Era a terceira decisão seguida do Brasil, sendo que havia ganho em 1994, nos Estados Unidos e em 1998, quando perdeu para os donos da casa, a França. E do outro lado um duelo muito aguardado pelo mundo, já que nunca que brasileiros e os alemães já unificados, nunca se enfrentaram num Mundial. A Alemanha ficou desfalcada do seu principal astro, Michael Ballack, por suspensão. Seria a oportunidade do time simbolizado pelo goleiro Oliver Kahn e o atacante Klose de serem como a equipe verde amarela, tetra.

A partida foi bem jogada e equilibrada. Tanto o time de Felipão, como os alemães tiveram chances claras de encerrarem a primeira etapa com muitos gols. Veio a segunda etapa e o goleiro Marcos, que havia sido herói contra a Bélgica, outra vez apareceu em lances cruciais e fazendo grandes defesas.
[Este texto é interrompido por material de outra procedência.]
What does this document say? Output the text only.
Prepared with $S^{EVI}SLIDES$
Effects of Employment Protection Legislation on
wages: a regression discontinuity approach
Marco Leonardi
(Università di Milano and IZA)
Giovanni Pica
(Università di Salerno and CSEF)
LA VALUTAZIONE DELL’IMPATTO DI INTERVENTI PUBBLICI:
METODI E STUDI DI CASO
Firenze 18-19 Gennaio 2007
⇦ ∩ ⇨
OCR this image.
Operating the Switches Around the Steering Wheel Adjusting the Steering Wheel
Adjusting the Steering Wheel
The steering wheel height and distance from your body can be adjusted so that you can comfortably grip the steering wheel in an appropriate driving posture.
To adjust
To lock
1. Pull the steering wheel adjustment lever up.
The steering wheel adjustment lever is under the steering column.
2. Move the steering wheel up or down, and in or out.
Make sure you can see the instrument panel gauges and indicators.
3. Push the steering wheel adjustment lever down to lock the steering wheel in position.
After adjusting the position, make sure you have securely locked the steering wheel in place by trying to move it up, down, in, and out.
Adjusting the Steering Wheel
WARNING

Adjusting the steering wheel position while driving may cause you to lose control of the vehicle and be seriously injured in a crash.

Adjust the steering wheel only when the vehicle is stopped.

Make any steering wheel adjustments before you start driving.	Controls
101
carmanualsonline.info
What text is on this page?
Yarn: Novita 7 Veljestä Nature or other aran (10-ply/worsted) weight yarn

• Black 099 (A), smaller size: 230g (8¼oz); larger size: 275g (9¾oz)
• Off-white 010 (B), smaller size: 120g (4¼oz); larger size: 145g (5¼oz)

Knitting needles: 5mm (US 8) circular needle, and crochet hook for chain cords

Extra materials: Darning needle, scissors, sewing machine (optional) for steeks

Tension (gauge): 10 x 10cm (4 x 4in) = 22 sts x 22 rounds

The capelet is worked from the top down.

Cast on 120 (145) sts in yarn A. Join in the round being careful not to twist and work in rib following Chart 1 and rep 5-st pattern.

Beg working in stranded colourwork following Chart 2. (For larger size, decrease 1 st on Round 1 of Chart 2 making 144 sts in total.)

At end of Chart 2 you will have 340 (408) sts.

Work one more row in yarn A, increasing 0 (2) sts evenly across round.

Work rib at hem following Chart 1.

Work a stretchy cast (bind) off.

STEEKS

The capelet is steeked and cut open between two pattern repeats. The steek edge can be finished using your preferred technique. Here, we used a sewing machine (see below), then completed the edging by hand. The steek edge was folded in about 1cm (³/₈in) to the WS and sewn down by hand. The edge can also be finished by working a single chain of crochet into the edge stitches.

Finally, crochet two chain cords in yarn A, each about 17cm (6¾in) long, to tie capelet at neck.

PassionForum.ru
O alemão Kahn também fazia ótimas intervenções. Naquela Copa ele era e terminou a competição sendo escolhido o melhor goleiro.

Kahn só não ficou satisfeito porque ele quem falhou quando não poderia falhar. Em uma boa troca de passes, Kleberson chutou, o alemão tentou agarras, mas soltou a bola nos pés de Ronaldo Fenômeno que fez o 1 a 0. O mesmo Ronaldo após um corta luz fechou o placar de 2 a 0 e devolveu uma alegria que os brasileiros tiveram de segurar após 8 anos. Brasil penta campeão mundial! Foi a coroação do trabalho feito pela Família Scolari, foi o resgate da confiança aos atletas que eram brilhantes, os melhores no planeta, mas que estavam abalados e foi a superação depois de todo um caminho de suor e lágrimas que todos os atletas tiveram de passar.

O último título de Copa do Mundo até hoje é comentado pela população como um dos mais incríveis que assistiram. Jogadores que com certeza inspiraram tantos outros que surgiram na sequência. Os torcedores lembram com saudade como que cada um jogava nos clubes e na Seleção Brasileira. E todos esperam ansiosamente quando verão novamente um capitão fazer o que Cafú fez naquele 30 de junho, em Yokohama: erguer a taça de campeão.

Tivemos oportunidades de vencer os mundiais seguintes, especialmente em 2006, com o famoso “Quadrado Mágico”, protagonizado por Kaká, Adriano, Ronaldinho Gaúcho e Ronaldo e em 2014, onde o Brasil foi sede. Mas a falta de concentração e a farra de 2006 e o desequilíbrio emocional e o fatídico 7 a 1 da Alemanha. Tiraram o crédito da Seleção.

Fica a esperança de que em 2022, no Qatar, os brasileiros possam novamente serem protagonistas de um futebol arte, ofensivo, talentoso e unido. Novos talentos estão surgindo e sendo bem trabalhados e a equipe sendo bem montada já a partir das Eliminatórias Sul-americanas, definindo um padrão tático e sua base, a chance de título são maiores.